Dans la fin des années 60 et pendant les années 70, les débats seront très internationaux, sur la Grèce, le Vietnam, le colonialisme portugais ou encore l’Apartheid. Du côté de Mai 68, le Librex ne participera pas beaucoup aux évènements, mais sera plus impliqué lors des travaux de réforme de l’université. En avril 1970 a lieu l’affaire du Cercle des Nations, un club snob qui organise alors une fête pour l’anniversaire du putsch des Colonels en Grèce, à laquelle le président du CA de l’ULB participe. Le comité du Librex participe à des actions contre le Cercle des Nations, dont l’intensité va rapidement augmenter et qui seront très violemment réprimées par la police.

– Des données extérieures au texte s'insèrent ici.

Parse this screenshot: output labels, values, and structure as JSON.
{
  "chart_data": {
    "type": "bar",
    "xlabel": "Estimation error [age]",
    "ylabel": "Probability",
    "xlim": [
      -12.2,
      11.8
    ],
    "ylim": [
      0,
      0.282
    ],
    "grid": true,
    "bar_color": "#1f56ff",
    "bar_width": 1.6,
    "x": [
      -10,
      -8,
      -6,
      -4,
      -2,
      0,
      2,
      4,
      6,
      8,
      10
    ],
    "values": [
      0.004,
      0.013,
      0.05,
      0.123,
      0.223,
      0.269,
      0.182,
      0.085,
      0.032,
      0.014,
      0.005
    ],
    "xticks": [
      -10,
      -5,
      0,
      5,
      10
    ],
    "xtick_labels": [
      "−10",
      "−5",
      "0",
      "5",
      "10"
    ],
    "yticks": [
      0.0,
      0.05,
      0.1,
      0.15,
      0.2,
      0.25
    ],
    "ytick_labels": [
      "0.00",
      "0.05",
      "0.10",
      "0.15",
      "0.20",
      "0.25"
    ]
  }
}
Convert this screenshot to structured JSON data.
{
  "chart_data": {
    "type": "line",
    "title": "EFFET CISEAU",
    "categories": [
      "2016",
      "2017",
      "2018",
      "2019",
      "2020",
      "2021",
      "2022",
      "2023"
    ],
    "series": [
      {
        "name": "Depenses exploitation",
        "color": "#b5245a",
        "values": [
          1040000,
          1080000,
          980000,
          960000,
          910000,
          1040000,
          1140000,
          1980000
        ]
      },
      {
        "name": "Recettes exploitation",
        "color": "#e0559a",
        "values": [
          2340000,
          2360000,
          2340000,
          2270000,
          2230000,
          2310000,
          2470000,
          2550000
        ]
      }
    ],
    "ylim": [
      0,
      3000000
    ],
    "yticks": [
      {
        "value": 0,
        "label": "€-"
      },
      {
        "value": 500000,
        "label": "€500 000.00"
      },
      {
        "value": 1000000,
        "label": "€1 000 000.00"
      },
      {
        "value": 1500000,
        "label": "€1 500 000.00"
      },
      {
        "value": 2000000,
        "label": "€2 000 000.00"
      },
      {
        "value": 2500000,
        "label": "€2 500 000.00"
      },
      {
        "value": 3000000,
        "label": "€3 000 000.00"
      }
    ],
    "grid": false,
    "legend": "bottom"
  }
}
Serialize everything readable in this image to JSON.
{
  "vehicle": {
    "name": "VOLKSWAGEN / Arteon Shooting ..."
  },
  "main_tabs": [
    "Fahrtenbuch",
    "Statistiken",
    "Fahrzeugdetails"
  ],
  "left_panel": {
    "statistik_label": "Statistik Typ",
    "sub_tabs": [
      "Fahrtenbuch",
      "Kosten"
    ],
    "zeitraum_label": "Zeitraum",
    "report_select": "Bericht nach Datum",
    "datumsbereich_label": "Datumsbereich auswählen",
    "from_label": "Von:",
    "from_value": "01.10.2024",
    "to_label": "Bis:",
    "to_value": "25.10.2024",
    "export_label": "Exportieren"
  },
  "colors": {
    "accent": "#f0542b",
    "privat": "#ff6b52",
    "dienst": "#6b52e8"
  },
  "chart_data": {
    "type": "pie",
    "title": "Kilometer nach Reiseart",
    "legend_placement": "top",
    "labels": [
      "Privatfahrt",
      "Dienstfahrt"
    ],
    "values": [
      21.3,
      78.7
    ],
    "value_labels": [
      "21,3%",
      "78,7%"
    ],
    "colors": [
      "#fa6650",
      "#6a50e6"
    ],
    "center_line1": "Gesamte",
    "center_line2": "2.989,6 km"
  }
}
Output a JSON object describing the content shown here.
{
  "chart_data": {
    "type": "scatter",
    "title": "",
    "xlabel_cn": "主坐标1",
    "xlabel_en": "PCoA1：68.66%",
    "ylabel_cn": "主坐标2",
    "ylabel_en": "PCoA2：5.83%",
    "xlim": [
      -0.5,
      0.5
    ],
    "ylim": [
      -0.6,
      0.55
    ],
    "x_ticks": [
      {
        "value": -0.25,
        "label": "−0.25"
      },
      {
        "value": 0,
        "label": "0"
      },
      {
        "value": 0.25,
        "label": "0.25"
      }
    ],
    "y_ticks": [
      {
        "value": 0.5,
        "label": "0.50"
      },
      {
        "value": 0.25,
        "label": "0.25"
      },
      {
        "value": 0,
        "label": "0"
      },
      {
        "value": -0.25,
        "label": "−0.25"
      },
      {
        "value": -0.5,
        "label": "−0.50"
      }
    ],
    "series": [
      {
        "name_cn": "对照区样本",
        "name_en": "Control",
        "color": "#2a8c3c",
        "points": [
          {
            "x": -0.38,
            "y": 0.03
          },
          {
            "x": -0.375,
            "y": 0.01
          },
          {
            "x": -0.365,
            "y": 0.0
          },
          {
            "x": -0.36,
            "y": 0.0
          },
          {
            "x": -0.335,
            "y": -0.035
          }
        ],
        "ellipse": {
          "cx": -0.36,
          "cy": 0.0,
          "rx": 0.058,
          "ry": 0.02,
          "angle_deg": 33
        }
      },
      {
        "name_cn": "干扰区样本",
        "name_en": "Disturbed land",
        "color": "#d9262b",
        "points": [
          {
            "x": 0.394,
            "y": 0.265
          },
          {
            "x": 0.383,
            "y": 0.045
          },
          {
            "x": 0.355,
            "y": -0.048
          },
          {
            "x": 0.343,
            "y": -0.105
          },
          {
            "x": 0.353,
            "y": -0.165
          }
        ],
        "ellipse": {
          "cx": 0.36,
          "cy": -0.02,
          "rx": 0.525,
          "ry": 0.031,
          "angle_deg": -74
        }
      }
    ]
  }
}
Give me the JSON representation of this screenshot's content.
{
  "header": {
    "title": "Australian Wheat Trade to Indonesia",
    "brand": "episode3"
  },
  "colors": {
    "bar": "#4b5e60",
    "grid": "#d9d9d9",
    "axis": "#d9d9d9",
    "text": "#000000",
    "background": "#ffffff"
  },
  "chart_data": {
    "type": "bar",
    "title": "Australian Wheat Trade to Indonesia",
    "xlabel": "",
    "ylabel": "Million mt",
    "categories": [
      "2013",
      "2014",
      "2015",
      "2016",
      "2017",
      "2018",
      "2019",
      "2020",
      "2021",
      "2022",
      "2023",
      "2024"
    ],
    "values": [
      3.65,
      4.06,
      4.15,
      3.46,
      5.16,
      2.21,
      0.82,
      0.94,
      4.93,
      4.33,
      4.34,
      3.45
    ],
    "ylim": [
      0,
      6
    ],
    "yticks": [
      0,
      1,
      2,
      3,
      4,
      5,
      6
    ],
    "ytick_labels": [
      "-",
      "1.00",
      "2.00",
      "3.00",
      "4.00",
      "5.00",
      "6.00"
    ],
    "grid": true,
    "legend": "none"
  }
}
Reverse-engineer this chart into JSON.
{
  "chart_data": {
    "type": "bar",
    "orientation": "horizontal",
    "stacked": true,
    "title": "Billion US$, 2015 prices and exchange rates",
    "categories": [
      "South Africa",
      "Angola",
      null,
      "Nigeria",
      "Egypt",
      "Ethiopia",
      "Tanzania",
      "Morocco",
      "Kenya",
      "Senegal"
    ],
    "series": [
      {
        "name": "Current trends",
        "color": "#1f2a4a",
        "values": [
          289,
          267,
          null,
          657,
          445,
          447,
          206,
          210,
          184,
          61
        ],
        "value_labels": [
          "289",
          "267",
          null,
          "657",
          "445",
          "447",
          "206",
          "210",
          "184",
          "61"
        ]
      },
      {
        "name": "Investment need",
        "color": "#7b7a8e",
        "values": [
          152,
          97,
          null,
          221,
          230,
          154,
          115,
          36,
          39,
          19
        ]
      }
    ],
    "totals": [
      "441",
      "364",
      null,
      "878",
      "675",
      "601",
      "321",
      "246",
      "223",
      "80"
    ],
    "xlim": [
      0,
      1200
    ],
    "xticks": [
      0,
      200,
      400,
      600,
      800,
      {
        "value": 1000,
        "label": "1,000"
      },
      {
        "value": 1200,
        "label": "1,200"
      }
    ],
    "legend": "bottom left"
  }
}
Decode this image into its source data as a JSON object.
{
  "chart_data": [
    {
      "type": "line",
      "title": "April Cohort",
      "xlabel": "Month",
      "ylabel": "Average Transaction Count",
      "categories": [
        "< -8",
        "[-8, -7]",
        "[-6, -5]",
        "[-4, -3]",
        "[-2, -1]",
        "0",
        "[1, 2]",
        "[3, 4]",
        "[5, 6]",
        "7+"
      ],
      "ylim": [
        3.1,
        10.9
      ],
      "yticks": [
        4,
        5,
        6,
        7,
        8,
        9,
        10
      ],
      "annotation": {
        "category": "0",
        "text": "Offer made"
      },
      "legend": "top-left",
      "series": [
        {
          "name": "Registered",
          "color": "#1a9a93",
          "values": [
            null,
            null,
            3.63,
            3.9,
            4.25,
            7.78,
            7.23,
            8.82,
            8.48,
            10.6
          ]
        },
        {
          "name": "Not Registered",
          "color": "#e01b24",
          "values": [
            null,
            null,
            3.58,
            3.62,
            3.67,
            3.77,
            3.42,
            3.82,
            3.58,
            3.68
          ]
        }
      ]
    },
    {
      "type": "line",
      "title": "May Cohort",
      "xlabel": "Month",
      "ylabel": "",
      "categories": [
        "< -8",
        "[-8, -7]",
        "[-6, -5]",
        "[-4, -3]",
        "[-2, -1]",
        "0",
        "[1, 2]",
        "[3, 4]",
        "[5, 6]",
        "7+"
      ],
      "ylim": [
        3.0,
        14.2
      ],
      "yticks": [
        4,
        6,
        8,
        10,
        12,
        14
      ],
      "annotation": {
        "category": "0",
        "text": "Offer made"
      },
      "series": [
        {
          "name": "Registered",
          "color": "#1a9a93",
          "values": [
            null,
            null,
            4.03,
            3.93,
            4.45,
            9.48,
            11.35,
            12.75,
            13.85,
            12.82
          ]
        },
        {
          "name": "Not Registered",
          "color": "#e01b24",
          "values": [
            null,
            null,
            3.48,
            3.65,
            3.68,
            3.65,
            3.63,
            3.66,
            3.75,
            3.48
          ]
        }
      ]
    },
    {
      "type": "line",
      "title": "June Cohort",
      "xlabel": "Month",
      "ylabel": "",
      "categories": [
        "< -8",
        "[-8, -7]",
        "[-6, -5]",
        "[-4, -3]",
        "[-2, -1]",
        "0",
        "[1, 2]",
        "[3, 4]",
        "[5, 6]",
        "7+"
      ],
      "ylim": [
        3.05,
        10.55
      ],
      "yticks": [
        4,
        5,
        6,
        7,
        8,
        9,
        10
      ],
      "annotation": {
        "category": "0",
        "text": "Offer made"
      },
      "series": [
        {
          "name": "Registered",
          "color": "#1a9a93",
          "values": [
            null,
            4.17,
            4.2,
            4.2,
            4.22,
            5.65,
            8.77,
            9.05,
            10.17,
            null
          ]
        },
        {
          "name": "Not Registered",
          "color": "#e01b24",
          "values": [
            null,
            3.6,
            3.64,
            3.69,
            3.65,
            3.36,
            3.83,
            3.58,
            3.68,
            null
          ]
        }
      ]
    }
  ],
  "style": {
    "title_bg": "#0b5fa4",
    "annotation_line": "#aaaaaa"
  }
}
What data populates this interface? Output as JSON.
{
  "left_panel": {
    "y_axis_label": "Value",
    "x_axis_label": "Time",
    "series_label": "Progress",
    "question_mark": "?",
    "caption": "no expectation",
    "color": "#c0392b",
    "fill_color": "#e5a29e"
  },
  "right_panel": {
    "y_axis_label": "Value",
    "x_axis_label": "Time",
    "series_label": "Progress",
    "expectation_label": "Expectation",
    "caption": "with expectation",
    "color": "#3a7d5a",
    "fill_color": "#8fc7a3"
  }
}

Une nouvelle revue voit le jour en 1976, le Bulletin du Libre Examen. Il s’agit d’une sorte de lettre d’information destinée aux membres du Cercle, qui présente les futures conférences et initie les débats. En 2003, le Cercle réforme ses statuts et devient une asbl, condition obligatoire pour recevoir un subventionnement. Jusqu’à aujourd’hui, le Librex continue d’organiser des conférences et des activités liées à l’actualité internationale, Belge et de l’ULB.